2. Do you find it important to be classified as a progband and /or do you see yourself as a progband? Or you couldn’t care less about classification genre wise… as long as people recognise/like your music?!

(Robert) Knowing how the music business works and that things like to be pigeonholed, I see prog as a good place to be. Although, I must point out we did not intend to overtly make the album proggy (more later on this). However, given our collective influences, it is hardly surprising it turned out that way! I would like to think that the album has appeal in the wider world.

(Steve) It’s not important to me, but I don’t object and indeed it’s a compliment in my view to be associated with a genre that has been innovative and influential. To rub shoulders with the idols of my youth is a good place to be, and moreover prog is hip again!

3. Do you find cover art important? Please elaborate.
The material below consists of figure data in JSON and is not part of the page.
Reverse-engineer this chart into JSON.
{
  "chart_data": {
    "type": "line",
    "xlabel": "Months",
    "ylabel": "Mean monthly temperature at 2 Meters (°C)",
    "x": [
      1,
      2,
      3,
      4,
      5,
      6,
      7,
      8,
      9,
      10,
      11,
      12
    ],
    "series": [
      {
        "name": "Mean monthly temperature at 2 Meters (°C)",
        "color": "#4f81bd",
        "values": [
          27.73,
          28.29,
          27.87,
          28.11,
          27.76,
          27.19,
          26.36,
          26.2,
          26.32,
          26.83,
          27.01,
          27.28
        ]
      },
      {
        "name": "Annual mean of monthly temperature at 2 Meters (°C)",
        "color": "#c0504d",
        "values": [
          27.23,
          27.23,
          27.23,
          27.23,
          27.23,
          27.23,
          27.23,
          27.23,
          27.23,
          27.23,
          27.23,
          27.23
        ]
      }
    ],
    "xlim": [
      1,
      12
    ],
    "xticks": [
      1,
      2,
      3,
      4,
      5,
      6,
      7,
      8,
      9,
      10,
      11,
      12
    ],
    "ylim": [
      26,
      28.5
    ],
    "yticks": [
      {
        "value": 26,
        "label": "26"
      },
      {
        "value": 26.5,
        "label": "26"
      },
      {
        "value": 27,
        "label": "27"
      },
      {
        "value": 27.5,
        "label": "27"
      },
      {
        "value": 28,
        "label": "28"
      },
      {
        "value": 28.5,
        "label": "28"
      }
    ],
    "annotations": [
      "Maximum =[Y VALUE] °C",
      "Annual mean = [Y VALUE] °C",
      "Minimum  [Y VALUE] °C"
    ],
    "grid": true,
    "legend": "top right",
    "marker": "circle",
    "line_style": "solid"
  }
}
(Robert) We wanted a quality product so we felt it right to get a quality artist – Ed Unitsky no doubt. Ed speaks very little English as you may be aware, so I was dealing with Nancy, his manager in Illinois most of the time, relaying concepts of what I wanted it to look like. Somehow, Ed got the message without the need of words and what he has come up with I think sits alongside any of the best Prog Art.

(Steve) I echo Robert’s take on this, and the work of Roger Dean and Patrick Woodruffe amongst others set a benchmark that continues to this day. The visual should be as interesting as the sonics in my view."